Correlation Between Voya Vacs and Voya Index
Can any of the company-specific risk be diversified away by investing in both Voya Vacs and Voya Index at the same time? Although using a correlation coefficient on its own may not help to predict future stock returns, this module helps to understand the diversifiable risk of combining Voya Vacs and Voya Index into the same portfolio, which is an essential part of the fundamental portfolio management process.
By analyzing existing cross correlation between Voya Vacs Index and Voya Index Solution, you can compare the effects of market volatilities on Voya Vacs and Voya Index and check how they will diversify away market risk if combined in the same portfolio for a given time horizon. You can also utilize pair trading strategies of matching a long position in Voya Vacs with a short position of Voya Index. Check out your portfolio center. Please also check ongoing floating volatility patterns of Voya Vacs and Voya Index.
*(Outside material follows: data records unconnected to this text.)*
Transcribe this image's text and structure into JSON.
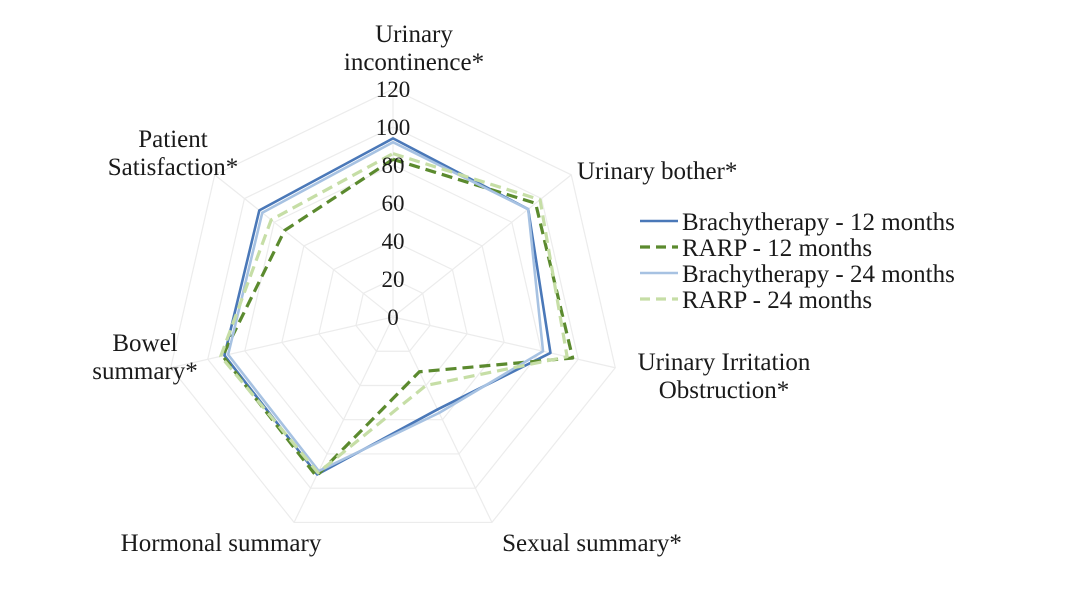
{
  "chart_data": {
    "type": "radar",
    "categories": [
      [
        "Urinary",
        "incontinence*"
      ],
      [
        "Urinary bother*"
      ],
      [
        "Urinary Irritation",
        "Obstruction*"
      ],
      [
        "Sexual summary*"
      ],
      [
        "Hormonal summary"
      ],
      [
        "Bowel",
        "summary*"
      ],
      [
        "Patient",
        "Satisfaction*"
      ]
    ],
    "rlim": [
      0,
      120
    ],
    "ticks": [
      "0",
      "20",
      "40",
      "60",
      "80",
      "100",
      "120"
    ],
    "tick_values": [
      0,
      20,
      40,
      60,
      80,
      100,
      120
    ],
    "grid": true,
    "legend_position": "right",
    "series": [
      {
        "name": "Brachytherapy - 12 months",
        "values": [
          94,
          91,
          85,
          54,
          92,
          91,
          90
        ],
        "color": "#4a78b8",
        "dash": "solid"
      },
      {
        "name": "RARP - 12 months",
        "values": [
          83,
          96,
          97,
          32,
          93,
          92,
          73
        ],
        "color": "#5b8a2e",
        "dash": "dashed"
      },
      {
        "name": "Brachytherapy - 24 months",
        "values": [
          92,
          91,
          81,
          56,
          90,
          89,
          88
        ],
        "color": "#a7c2e2",
        "dash": "solid"
      },
      {
        "name": "RARP - 24 months",
        "values": [
          86,
          99,
          94,
          40,
          91,
          93,
          82
        ],
        "color": "#c6dea6",
        "dash": "dashed"
      }
    ]
  }
}
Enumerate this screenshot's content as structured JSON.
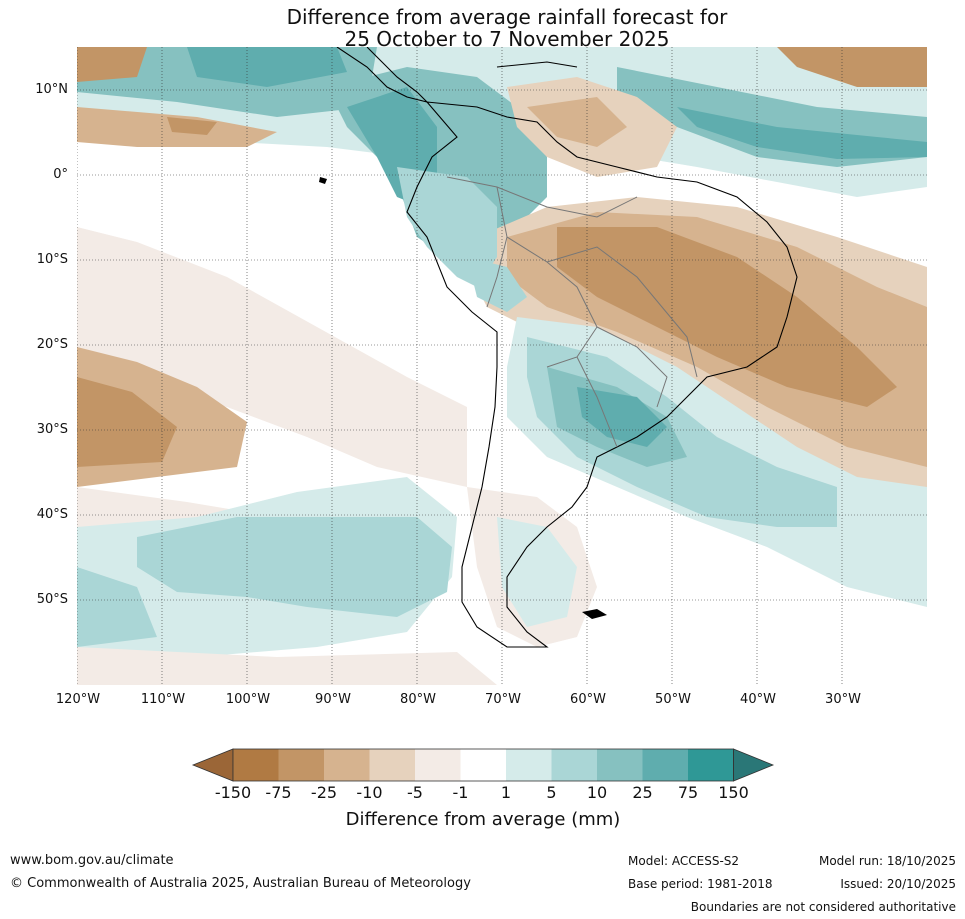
{
  "title": {
    "line1": "Difference from average rainfall forecast for",
    "line2": "25 October to 7 November 2025"
  },
  "axes": {
    "latitude_labels": [
      "10°N",
      "0°",
      "10°S",
      "20°S",
      "30°S",
      "40°S",
      "50°S"
    ],
    "longitude_labels": [
      "120°W",
      "110°W",
      "100°W",
      "90°W",
      "80°W",
      "70°W",
      "60°W",
      "50°W",
      "40°W",
      "30°W"
    ]
  },
  "legend": {
    "title": "Difference from average (mm)",
    "tick_labels": [
      "-150",
      "-75",
      "-25",
      "-10",
      "-5",
      "-1",
      "1",
      "5",
      "10",
      "25",
      "75",
      "150"
    ],
    "colors": {
      "below_min": "#9b6637",
      "m150_m75": "#b07a43",
      "m75_m25": "#c29566",
      "m25_m10": "#d6b38f",
      "m10_m5": "#e6d2bd",
      "m5_m1": "#f3ebe6",
      "m1_p1": "#ffffff",
      "p1_p5": "#d5ebea",
      "p5_p10": "#aad6d6",
      "p10_p25": "#86c1c0",
      "p25_p75": "#5fadae",
      "p75_p150": "#2f9896",
      "above_max": "#2a7777"
    }
  },
  "footer": {
    "website": "www.bom.gov.au/climate",
    "copyright": "© Commonwealth of Australia 2025, Australian Bureau of Meteorology",
    "model": "Model: ACCESS-S2",
    "base_period": "Base period: 1981-2018",
    "model_run": "Model run: 18/10/2025",
    "issued": "Issued: 20/10/2025",
    "disclaimer": "Boundaries are not considered authoritative"
  }
}
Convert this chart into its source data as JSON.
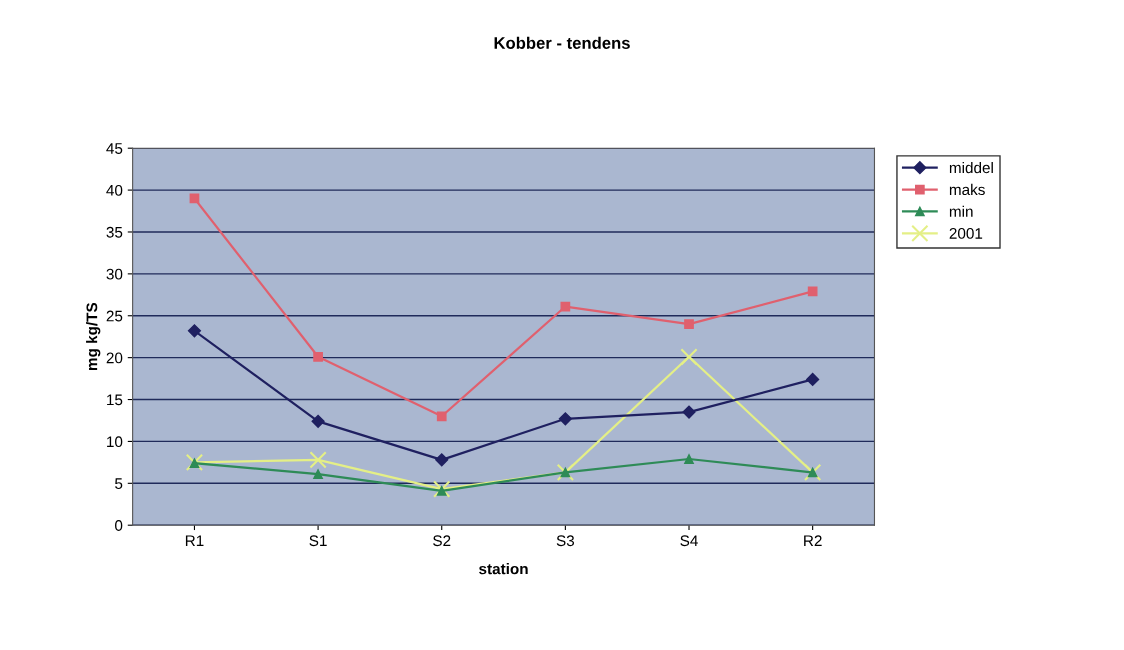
{
  "chart_data": {
    "type": "line",
    "title": "Kobber - tendens",
    "xlabel": "station",
    "ylabel": "mg kg/TS",
    "categories": [
      "R1",
      "S1",
      "S2",
      "S3",
      "S4",
      "R2"
    ],
    "series": [
      {
        "name": "middel",
        "color": "#1f2060",
        "marker": "diamond",
        "values": [
          23.2,
          12.4,
          7.8,
          12.7,
          13.5,
          17.4
        ]
      },
      {
        "name": "maks",
        "color": "#e0606e",
        "marker": "square",
        "values": [
          39.0,
          20.1,
          13.0,
          26.1,
          24.0,
          27.9
        ]
      },
      {
        "name": "min",
        "color": "#2e8b57",
        "marker": "triangle",
        "values": [
          7.4,
          6.1,
          4.1,
          6.3,
          7.9,
          6.3
        ]
      },
      {
        "name": "2001",
        "color": "#e4ef86",
        "marker": "cross",
        "values": [
          7.5,
          7.8,
          4.3,
          6.3,
          20.1,
          6.3
        ]
      }
    ],
    "ylim": [
      0,
      45
    ],
    "yticks": [
      0,
      5,
      10,
      15,
      20,
      25,
      30,
      35,
      40,
      45
    ],
    "grid": "y",
    "legend": "right",
    "line_style": "solid"
  }
}
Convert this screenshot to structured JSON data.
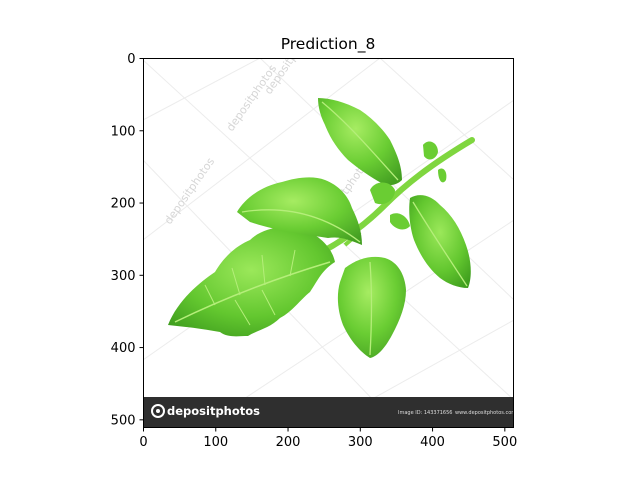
{
  "figure": {
    "title": "Prediction_8",
    "x_ticks": [
      "0",
      "100",
      "200",
      "300",
      "400",
      "500"
    ],
    "y_ticks": [
      "0",
      "100",
      "200",
      "300",
      "400",
      "500"
    ]
  },
  "image": {
    "subject": "tomato-leaf",
    "watermark_text": "depositphotos",
    "banner": {
      "logo_text": "depositphotos",
      "image_id": "Image ID: 143371656",
      "url": "www.depositphotos.com"
    }
  },
  "colors": {
    "leaf_light": "#8fe04a",
    "leaf_mid": "#5cc22c",
    "leaf_dark": "#3f9e1e",
    "vein": "#b5ee7a",
    "banner": "#2f2f2f"
  }
}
Diversification Opportunities for Voya Vacs and Voya Index
0.76 | Correlation Coefficient |
Poor diversification
The 3 months correlation between Voya and Voya is 0.76. Overlapping area represents the amount of risk that can be diversified away by holding Voya Vacs Index and Voya Index Solution in the same portfolio, assuming nothing else is changed. The correlation between historical prices or returns on Voya Index Solution and Voya Vacs is a relative statistical measure of the degree to which these equity instruments tend to move together. The correlation coefficient measures the extent to which returns on Voya Vacs Index are associated (or correlated) with Voya Index. Values of the correlation coefficient range from -1 to +1, where. The correlation of zero (0) is possible when the price movement of Voya Index Solution has no effect on the direction of Voya Vacs i.e., Voya Vacs and Voya Index go up and down completely randomly.
Pair Corralation between Voya Vacs and Voya Index
Assuming the 90 days horizon Voya Vacs Index is expected to generate 1.85 times more return on investment than Voya Index. However, Voya Vacs is 1.85 times more volatile than Voya Index Solution. It trades about 0.06 of its potential returns per unit of risk. Voya Index Solution is currently generating about 0.09 per unit of risk. If you would invest 1,025 in Voya Vacs Index on August 29, 2024 and sell it today you would earn a total of 264.00 from holding Voya Vacs Index or generate 25.76% return on investment over 90 days.
Time Period | 3 Months [change] |
Direction | Moves Together |
Strength | Significant |
Accuracy | 100.0% |
Values | Daily Returns |
Voya Vacs Index vs. Voya Index Solution
Performance |
Timeline |
Voya Vacs Index |
Voya Index Solution |
Voya Vacs and Voya Index Volatility Contrast
Predicted Return Density |
Returns |
Pair Trading with Voya Vacs and Voya Index
The main advantage of trading using opposite Voya Vacs and Voya Index positions is that it hedges away some unsystematic risk. Because of two separate transactions, even if Voya Vacs position performs unexpectedly, Voya Index can make up some of the losses. Pair trading also minimizes risk from directional movements in the market. For example, if an entire industry or sector drops because of unexpected headlines, the short position in Voya Index will offset losses from the drop in Voya Index's long position.Voya Vacs vs. Vanguard Small Cap Index | Voya Vacs vs. T Rowe Price | Voya Vacs vs. HUMANA INC | Voya Vacs vs. Aquagold International |
Voya Index vs. Voya Investors Trust | Voya Index vs. Voya Vacs Index | Voya Index vs. Voya Vacs Index | Voya Index vs. Voya Vacs Index |
Check out your portfolio center.Note that this page's information should be used as a complementary analysis to find the right mix of equity instruments to add to your existing portfolios or create a brand new portfolio. You can also try the CEOs Directory module to screen CEOs from public companies around the world.